Christmas, Santa and Toys

Harry M. Covert

Childhood days make the Christmas season the happiest times in most lives. In this particular case Christmas trees were the real thing, artificial trees had never reached my family and it was usually on Christmas Eve that most families brought in felled cedars and spruces.


Firemen, policemen, service clubs and churches had the lots. It never occurred to children that the delay for most households was simple; tree prices were slashed in half.


There was no such thing as Black Fridays. Department stores and downtown shops were open on the day after Thanksgiving and it was a delight to window shop and browse in and out and see the toys, candies and other assorted things available.


Greeting cards abounded with such words as Merry Christmas, Season’s Greetings. Few and far between were words like "Happy Xmas." Cards with only "City" inscribed were mailed with three-cent stamps to names and addresses.


The mailman in the neighborhood knew the people closely on his route because he saw them twice daily, usually by 10 o'clock in the morning and no later than 3 o'clock in the afternoon.


During the season of joy and pleasantries, it was not an unusual site for the mailman to be refreshed on door stops and front porches with eggnog, cookies, pound cake and fruit cake. Neighborhood youngsters often took advantage of the sweets at the Gaskins, Jones and Goodson houses. Mince meat pies and fruit cakes were delightful.


Up and down the neighborhoods and downtown, midway through December, schools closed until after New Year's Day for Christmas, not for a winter celebration. Christmas was Christmas period. Candies of all sorts were available.


Every child was anxious during this happy time. Each store, the big ones then like Sears Roebuck & Co., Nachman's, Leggett, Kresge's and Woolworth were prepared. Lots of part-time workers where bicycles, little red wagons, 8mm film projectors, cowboys and Indian cap guns and bows, lots of clothes – school clothes – and fountain pens and watches.


Christmas decorations were beautiful everywhere. Every home tree had special colors, angels perched on the top of trees, and every window had various lighted "candles."


As shopping days passed (slowly for youngsters), Christmas Eve finally arrived. Carolers of all ages dressed with corsages and scarves, their nightly strong voices filled the air. Inside every home on my block families were busy wrapping presents. Most of the time tree decorating was left to Santa Claus.


How to sleep with such youthful excitement? This was difficult at best, especially after watching the "The Night Before Christmas" display in a downtown showroom and devouring numerous peppermint candy canes.


Going to sleep counting the minutes before getting up, imagination leaped into the bedroom thinking we had heard Santa's arrival. Since there was no fireplace, he was surely coming in the front door.


The hour came. At 2:30 in the morning, quietly slipping down the stairs, sleepy eyes met a bicycle, a projector with old-time Castle films and a change carrier. It wasn't long before the parents heard the commotion.


Many years later the parents admitted going to bed only moments earlier. They didn’t have a "long winter's nap."
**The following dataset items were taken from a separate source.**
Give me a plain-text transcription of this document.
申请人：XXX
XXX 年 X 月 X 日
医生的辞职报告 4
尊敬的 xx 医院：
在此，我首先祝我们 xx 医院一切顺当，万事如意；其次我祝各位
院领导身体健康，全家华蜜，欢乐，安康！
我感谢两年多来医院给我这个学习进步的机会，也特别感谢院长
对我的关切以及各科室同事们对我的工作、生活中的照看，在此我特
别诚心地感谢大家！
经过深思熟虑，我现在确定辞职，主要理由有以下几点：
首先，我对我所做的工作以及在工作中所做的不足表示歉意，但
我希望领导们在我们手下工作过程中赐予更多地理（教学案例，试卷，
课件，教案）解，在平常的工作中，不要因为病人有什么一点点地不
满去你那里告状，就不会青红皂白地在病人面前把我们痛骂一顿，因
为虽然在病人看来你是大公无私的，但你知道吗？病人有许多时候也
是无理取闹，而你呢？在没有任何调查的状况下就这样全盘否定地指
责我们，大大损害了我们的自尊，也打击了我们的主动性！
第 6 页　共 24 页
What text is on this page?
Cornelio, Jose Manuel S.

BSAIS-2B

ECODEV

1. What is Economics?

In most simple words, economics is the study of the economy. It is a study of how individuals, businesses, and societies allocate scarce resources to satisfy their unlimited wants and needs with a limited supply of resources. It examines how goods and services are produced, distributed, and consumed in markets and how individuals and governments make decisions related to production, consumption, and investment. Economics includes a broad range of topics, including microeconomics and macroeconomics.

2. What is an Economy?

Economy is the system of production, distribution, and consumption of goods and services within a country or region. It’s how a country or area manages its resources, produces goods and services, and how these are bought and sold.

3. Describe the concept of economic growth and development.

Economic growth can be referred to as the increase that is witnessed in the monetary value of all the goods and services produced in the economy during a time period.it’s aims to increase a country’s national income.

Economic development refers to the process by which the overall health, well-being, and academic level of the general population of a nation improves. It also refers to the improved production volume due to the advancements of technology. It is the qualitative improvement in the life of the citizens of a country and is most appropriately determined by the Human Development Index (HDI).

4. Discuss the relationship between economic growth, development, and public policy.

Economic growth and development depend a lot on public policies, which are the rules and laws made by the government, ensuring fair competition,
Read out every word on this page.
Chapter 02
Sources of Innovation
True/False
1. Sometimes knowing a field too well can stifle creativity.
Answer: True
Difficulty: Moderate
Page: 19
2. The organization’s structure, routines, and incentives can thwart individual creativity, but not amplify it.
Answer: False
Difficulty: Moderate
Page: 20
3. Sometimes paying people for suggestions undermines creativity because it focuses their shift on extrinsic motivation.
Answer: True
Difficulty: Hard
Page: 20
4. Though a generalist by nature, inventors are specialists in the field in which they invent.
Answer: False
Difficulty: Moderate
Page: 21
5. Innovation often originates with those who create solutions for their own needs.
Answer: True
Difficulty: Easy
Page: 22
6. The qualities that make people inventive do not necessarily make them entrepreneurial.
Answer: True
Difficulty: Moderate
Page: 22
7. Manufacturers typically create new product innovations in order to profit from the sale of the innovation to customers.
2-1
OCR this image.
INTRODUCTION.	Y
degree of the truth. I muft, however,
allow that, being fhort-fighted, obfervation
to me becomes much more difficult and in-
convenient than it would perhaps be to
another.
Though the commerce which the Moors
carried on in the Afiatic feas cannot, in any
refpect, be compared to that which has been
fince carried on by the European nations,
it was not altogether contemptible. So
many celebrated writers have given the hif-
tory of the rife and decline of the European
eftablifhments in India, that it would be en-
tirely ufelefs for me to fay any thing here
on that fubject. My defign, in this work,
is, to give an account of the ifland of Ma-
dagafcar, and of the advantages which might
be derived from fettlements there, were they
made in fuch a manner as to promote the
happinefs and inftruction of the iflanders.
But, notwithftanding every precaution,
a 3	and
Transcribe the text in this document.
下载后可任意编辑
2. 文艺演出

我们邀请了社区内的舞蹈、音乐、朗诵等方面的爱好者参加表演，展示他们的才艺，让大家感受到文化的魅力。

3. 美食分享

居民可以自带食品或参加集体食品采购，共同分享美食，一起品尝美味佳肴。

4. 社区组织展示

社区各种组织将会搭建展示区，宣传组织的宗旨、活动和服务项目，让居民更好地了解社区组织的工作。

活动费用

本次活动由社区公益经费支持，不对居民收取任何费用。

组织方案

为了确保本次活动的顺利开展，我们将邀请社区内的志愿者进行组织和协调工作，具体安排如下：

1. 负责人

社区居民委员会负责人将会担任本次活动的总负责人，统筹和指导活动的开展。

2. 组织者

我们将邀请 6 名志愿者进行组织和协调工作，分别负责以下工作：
Every December 25 since those happy moments, that morning still resonates. Not one gift was ever returned to a store, especially the bike, which seemed vaguely familiar. I'd noticed it a few days earlier in the ceiling of my grandfather's garage.


Santa had done his job. City streets had another user who enjoyed every moment. Uncle Carlyle brought some maturity to a boy learning about giving and the meaning of Santa and Christmas.